We don’t have much left to move. Lily didn’t need a lot of her stuff since my house is already furnished, so she donated most of it to a local domestic violence shelter. We should have her apartment completely cleared out by this afternoon.

Brad is the only person I know with a truck, so he and Theo have been helping us load the things we can’t fit into our cars. Emerson’s crib, Lily’s living room television, some of the artwork hanging on her walls.

Josh lucked out. He’s at baseball practice, so he didn’t have to help with the move.

I was surprised when he came home a few months ago and told me he had signed up for tryouts. He made the team and has been giving it everything he has. Between Lily and I, we haven’t missed a single game.

I texted our mother his schedule, but so far she hasn’t shown up to a game. She’s only shown up once to the dinners we started having every Tuesday night. I was hoping she would want to be more involved, but I’m not surprised she isn’t. I doubt Josh is surprised, either. We don’t focus too much on what isn’t working out in our lives. We focus on what is, and there’s a lot to be grateful for. The two main things being that I was able to get custody of Josh, and Lily and Emerson are moving in with us. Funny how drastically life can change on a dime.

The Atlas of last year wouldn’t know what to think of the Atlas of this year.

Lily is heading up the stairs right as I reach the bottom of them.

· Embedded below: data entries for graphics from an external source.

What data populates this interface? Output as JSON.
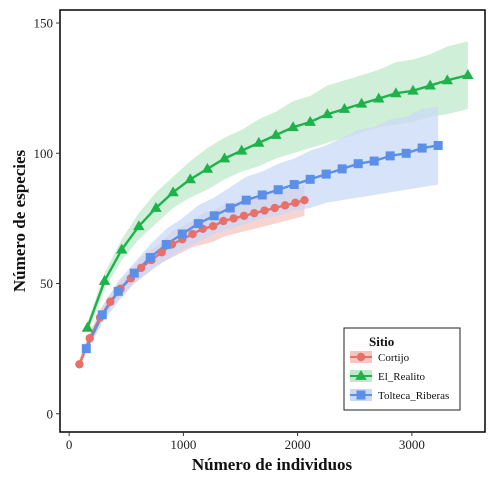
{
  "chart_data": {
    "type": "line",
    "xlabel": "Número de individuos",
    "ylabel": "Número de especies",
    "xlim": [
      -80,
      3640
    ],
    "ylim": [
      -7,
      155
    ],
    "x_ticks": [
      0,
      1000,
      2000,
      3000
    ],
    "y_ticks": [
      0,
      50,
      100,
      150
    ],
    "grid": false,
    "legend": {
      "title": "Sitio",
      "placement": "bottom-right"
    },
    "series": [
      {
        "name": "Cortijo",
        "color": "#e8706b",
        "band_color": "#f6c5c2",
        "marker": "circle",
        "x": [
          90,
          180,
          270,
          360,
          450,
          540,
          630,
          720,
          810,
          900,
          990,
          1080,
          1170,
          1260,
          1350,
          1440,
          1530,
          1620,
          1710,
          1800,
          1890,
          1980,
          2060
        ],
        "y": [
          19,
          29,
          37,
          43,
          48,
          52,
          56,
          59,
          62,
          65,
          67,
          69,
          71,
          72,
          74,
          75,
          76,
          77,
          78,
          79,
          80,
          81,
          82
        ],
        "lower": [
          17,
          27,
          34,
          40,
          45,
          49,
          52,
          55,
          58,
          60,
          62,
          64,
          65,
          66,
          68,
          69,
          70,
          71,
          72,
          73,
          74,
          75,
          76
        ],
        "upper": [
          21,
          31,
          40,
          46,
          51,
          55,
          60,
          63,
          66,
          70,
          72,
          74,
          77,
          78,
          80,
          81,
          82,
          83,
          84,
          85,
          86,
          87,
          88
        ]
      },
      {
        "name": "El_Realito",
        "color": "#1db34a",
        "band_color": "#bfe9cb",
        "marker": "triangle",
        "x": [
          160,
          310,
          460,
          610,
          760,
          910,
          1060,
          1210,
          1360,
          1510,
          1660,
          1810,
          1960,
          2110,
          2260,
          2410,
          2560,
          2710,
          2860,
          3010,
          3160,
          3310,
          3490
        ],
        "y": [
          33,
          51,
          63,
          72,
          79,
          85,
          90,
          94,
          98,
          101,
          104,
          107,
          110,
          112,
          115,
          117,
          119,
          121,
          123,
          124,
          126,
          128,
          130
        ],
        "lower": [
          31,
          48,
          59,
          67,
          73,
          79,
          83,
          86,
          90,
          93,
          95,
          98,
          100,
          102,
          104,
          106,
          108,
          110,
          111,
          112,
          114,
          115,
          117
        ],
        "upper": [
          35,
          54,
          67,
          77,
          85,
          91,
          97,
          102,
          106,
          109,
          113,
          116,
          120,
          122,
          126,
          128,
          130,
          132,
          135,
          136,
          138,
          141,
          143
        ]
      },
      {
        "name": "Tolteca_Riberas",
        "color": "#5b8fe8",
        "band_color": "#c9daf6",
        "marker": "square",
        "x": [
          150,
          290,
          430,
          570,
          710,
          850,
          990,
          1130,
          1270,
          1410,
          1550,
          1690,
          1830,
          1970,
          2110,
          2250,
          2390,
          2530,
          2670,
          2810,
          2950,
          3090,
          3230
        ],
        "y": [
          25,
          38,
          47,
          54,
          60,
          65,
          69,
          73,
          76,
          79,
          82,
          84,
          86,
          88,
          90,
          92,
          94,
          96,
          97,
          99,
          100,
          102,
          103
        ],
        "lower": [
          23,
          35,
          43,
          50,
          55,
          59,
          63,
          66,
          69,
          71,
          73,
          75,
          76,
          78,
          79,
          81,
          82,
          83,
          84,
          85,
          86,
          87,
          88
        ],
        "upper": [
          27,
          41,
          51,
          58,
          65,
          71,
          75,
          80,
          83,
          87,
          91,
          93,
          96,
          98,
          101,
          103,
          106,
          109,
          110,
          113,
          114,
          117,
          118
        ]
      }
    ]
  }
}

She grins and gives me a kiss in passing, then runs up the rest of the steps.

Theo shakes his head. “Still can’t believe you made it this far with her.” He hoists his box up with his knee and then presses his back against the exit door to push it open. He holds it open for me and Brad, but I pause once we’re in the parking garage.

There’s a car that resembles Ryle’s pulling into a parking spot a few spaces away from Brad’s truck.

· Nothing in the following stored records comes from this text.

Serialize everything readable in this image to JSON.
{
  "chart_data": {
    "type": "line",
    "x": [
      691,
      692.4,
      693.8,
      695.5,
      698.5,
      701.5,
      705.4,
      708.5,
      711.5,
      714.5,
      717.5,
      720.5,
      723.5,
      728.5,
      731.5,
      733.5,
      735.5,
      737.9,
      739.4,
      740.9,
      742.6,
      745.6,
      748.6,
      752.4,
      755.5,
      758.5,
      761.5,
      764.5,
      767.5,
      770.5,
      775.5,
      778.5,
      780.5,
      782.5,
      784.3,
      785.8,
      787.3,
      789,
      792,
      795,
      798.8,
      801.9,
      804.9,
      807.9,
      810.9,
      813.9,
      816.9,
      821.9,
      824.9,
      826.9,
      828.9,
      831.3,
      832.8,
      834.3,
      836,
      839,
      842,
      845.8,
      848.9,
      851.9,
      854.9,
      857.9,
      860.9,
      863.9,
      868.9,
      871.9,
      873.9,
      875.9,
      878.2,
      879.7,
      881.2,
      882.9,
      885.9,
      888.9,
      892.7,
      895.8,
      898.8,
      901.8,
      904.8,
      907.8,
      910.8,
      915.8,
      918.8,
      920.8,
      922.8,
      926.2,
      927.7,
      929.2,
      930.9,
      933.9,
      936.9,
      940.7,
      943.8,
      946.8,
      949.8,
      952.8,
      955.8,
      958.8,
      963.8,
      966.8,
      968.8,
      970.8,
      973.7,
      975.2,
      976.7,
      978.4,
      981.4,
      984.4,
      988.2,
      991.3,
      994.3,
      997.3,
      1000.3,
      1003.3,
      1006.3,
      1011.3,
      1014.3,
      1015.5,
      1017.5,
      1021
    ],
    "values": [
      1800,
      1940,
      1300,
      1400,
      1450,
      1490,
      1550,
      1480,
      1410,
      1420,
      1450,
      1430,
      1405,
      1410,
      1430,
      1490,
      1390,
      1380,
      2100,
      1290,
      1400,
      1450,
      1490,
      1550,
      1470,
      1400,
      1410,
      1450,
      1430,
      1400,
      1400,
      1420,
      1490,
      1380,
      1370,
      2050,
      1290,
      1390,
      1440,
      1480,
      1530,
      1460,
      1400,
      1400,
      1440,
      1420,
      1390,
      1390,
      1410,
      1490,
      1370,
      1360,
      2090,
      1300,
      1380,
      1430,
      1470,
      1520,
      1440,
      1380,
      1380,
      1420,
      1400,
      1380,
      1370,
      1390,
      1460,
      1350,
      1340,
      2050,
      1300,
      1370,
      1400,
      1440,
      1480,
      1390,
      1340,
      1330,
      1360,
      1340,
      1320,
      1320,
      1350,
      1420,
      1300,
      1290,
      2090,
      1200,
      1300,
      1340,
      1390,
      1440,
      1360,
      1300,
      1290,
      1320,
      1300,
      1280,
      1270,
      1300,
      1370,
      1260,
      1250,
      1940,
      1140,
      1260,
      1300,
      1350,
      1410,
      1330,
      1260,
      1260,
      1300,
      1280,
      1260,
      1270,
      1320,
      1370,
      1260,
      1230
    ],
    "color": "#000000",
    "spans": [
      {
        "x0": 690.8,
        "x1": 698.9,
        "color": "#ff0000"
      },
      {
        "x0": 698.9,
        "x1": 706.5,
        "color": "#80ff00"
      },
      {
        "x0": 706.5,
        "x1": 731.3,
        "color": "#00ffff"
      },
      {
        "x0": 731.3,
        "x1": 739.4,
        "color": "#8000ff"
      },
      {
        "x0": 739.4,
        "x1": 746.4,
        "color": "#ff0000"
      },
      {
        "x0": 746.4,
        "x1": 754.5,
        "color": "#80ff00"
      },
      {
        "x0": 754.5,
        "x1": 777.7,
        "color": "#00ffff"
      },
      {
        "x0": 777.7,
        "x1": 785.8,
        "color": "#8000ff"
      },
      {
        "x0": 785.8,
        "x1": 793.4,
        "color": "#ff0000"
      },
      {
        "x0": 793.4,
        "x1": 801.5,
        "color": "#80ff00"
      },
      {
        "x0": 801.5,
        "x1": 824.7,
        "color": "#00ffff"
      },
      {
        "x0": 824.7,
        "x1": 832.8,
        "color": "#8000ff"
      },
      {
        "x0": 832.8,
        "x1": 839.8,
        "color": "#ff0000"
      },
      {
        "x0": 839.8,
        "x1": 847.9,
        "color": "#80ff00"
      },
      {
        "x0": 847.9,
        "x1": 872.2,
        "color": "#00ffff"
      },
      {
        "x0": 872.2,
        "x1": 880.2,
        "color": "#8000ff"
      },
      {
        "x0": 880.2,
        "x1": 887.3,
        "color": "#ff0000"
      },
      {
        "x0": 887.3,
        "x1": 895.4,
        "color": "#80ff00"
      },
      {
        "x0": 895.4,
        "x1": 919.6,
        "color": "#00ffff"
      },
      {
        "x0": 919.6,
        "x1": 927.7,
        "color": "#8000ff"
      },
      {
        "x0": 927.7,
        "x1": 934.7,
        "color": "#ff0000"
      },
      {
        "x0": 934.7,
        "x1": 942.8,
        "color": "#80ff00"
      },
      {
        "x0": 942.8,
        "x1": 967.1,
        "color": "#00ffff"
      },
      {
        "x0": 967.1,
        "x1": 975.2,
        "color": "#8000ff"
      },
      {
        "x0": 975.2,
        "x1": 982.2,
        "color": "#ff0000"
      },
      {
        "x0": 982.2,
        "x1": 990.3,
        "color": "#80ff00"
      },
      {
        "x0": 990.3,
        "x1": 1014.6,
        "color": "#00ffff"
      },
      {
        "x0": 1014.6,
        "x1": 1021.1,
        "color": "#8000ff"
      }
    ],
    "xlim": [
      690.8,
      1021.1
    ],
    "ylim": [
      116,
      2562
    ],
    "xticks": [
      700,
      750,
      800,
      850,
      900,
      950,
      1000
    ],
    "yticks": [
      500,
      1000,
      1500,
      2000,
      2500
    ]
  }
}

A sense of dread washes over me. I haven’t had a single interaction with him since that day he attempted to fight me at my restaurant, but that was months ago. I have no idea how much he’s warmed up to the idea of me and Lily, but from the look he’s shooting in my direction, it doesn’t seem like he’s warmed up much.

Someone else is with him. A man gets out of the passenger seat, and from what Lily has told me, it looks like he could be Ryle’s brother-in-law. I’ve met Lily’s mother, and I’ve met Allysa and Rylee, but I’ve never met Marshall.

I walk over to Brad’s truck and load up the box I’m carrying, but I’m watching Ryle’s car the whole time. Theo and Brad head back inside, unaware of Ryle’s presence. Marshall lifts Emerson out of the backseat and closes the door. Ryle remains in the car as Marshall walks Emerson in my direction.